What position would this be? If hired, our jury found that McDonald would have worked until age 60 at the foreseeable salary and pension increases of a Piedmont pilot. Its verdict represents the present value of his earnings and benefits less the earnings and benefits to be received from Air Berlin.
Clearly, as a practical matter, once hired by Piedmont by Court order, McDonald would have become one of a large army of pilots covered by a collective bargaining agreement which included respect for job seniority, and discharge only for disability or cause, with full access to grievance procedures. As the jury found, once so protected he would have worked not for 72 months, but until age 60.
Had the Court known that compensatory damages would be limited to 72 months, we would have been required by the facts of the case to find that there was no adequate remedy at law, and the equitable remedy of job "reinstatement" should have been ordered. Equitable relief ought not to be denied except where there is a prompt, fair and full remedy at law. E.g., Loveridge v. Pendleton Woolen Mills, Inc., 788 F.2d 914, 917-18 (2d Cir. 1986).

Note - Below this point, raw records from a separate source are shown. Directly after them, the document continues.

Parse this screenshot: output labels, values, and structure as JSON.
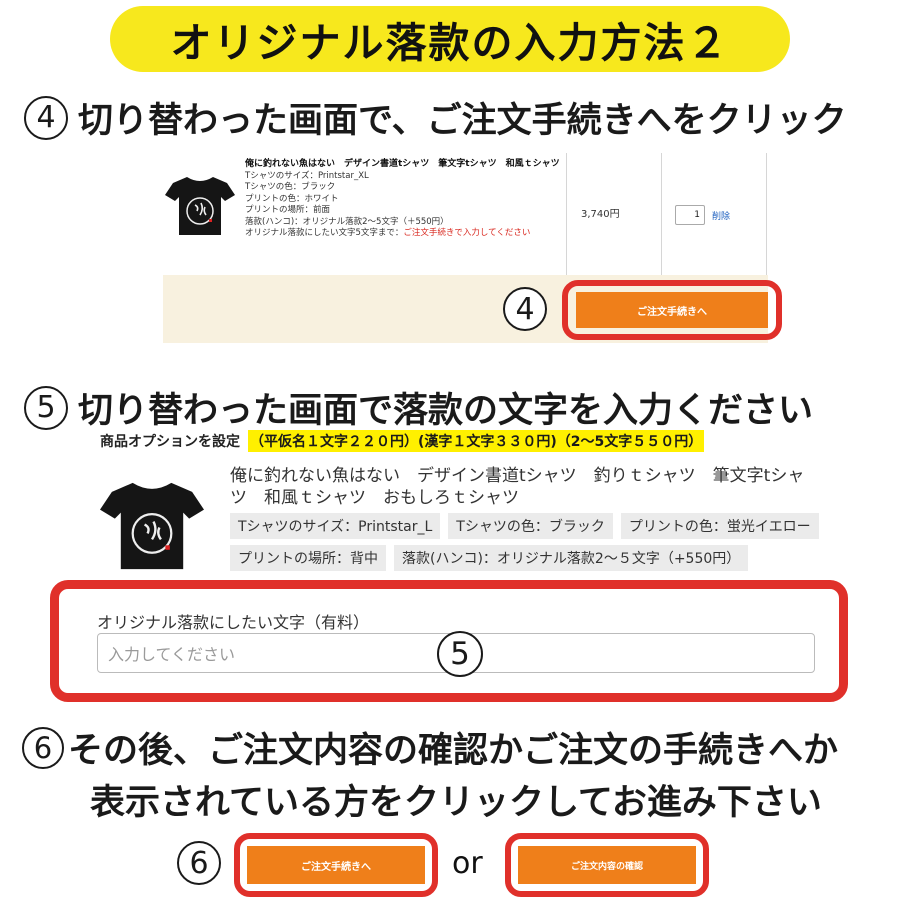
{
  "title": "オリジナル落款の入力方法２",
  "step4": {
    "number": "④",
    "heading": "切り替わった画面で、ご注文手続きへをクリック",
    "product_name": "俺に釣れない魚はない　デザイン書道tシャツ　筆文字tシャツ　和風ｔシャツ",
    "options": [
      "Tシャツのサイズ：Printstar_XL",
      "Tシャツの色：ブラック",
      "プリントの色：ホワイト",
      "プリントの場所：前面",
      "落款(ハンコ)：オリジナル落款2～5文字（＋550円）"
    ],
    "rakkan_text_label": "オリジナル落款にしたい文字5文字まで：",
    "rakkan_text_value": "ご注文手続きで入力してください",
    "price": "3,740円",
    "quantity": "1",
    "delete_label": "削除",
    "marker": "④",
    "checkout_button": "ご注文手続きへ"
  },
  "step5": {
    "number": "⑤",
    "heading": "切り替わった画面で落款の文字を入力ください",
    "section_label": "商品オプションを設定",
    "price_note": "（平仮名１文字２２０円）(漢字１文字３３０円)（2～5文字５５０円）",
    "product_name": "俺に釣れない魚はない　デザイン書道tシャツ　釣りｔシャツ　筆文字tシャツ　和風ｔシャツ　おもしろｔシャツ",
    "option_tags": [
      "Tシャツのサイズ：Printstar_L",
      "Tシャツの色：ブラック",
      "プリントの色：蛍光イエロー",
      "プリントの場所：背中",
      "落款(ハンコ)：オリジナル落款2～５文字（+550円）"
    ],
    "field_label": "オリジナル落款にしたい文字（有料）",
    "field_placeholder": "入力してください",
    "marker": "⑤"
  },
  "step6": {
    "number": "⑥",
    "heading_line1": "その後、ご注文内容の確認かご注文の手続きへか",
    "heading_line2": "表示されている方をクリックしてお進み下さい",
    "marker": "⑥",
    "button_checkout": "ご注文手続きへ",
    "or_label": "or",
    "button_confirm": "ご注文内容の確認"
  },
  "colors": {
    "title_bg": "#f7e81d",
    "orange": "#ef7f1a",
    "red_frame": "#e0302a",
    "cart_footer_bg": "#f8f1df",
    "highlight": "#fff000"
  },
  "icons": [
    "tshirt-icon"
  ]
}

Based upon what we know now (and at least in theory should have known then) this Court would certainly order Piedmont (and its successor USAir) to hire McDonald as of the date on which it breached its statutory duty to do so, as our jury found. The Court declines to do so now, based on a perceived lack of power. Our hint that a motion should be made in the Court of Appeals to recall the mandate has fallen, apparently, on deaf ears. This Court will comply with the mandate.
Counsel have been unable to agree on the proper amount of a damage award for the allowable 72 month period. The Court finds that to comply with the Court of Appeals' mandate, the Final Average Earnings as found by Mr. Akins must be calculated based on Mr. McDonald's projected earnings between the years 1985 and. 1987, when his hypothetical career with Piedmont is now assumed to have abruptly ended.
Thus, the Court concludes, with the defendant, that Mr. McDonald's computed damages must amount to $ 409,459.70.
Counsel agree that prejudgment interest through April 14, 1992 equals $ 61,566.58. The Clerk shall enter a final judgment in the amount of $ 471,026.20, together with interest on 409,459.70 through June 4, 1992 of $ 3,696.50, amounting to a total judgment of $ 474,722.78 and costs to be taxed.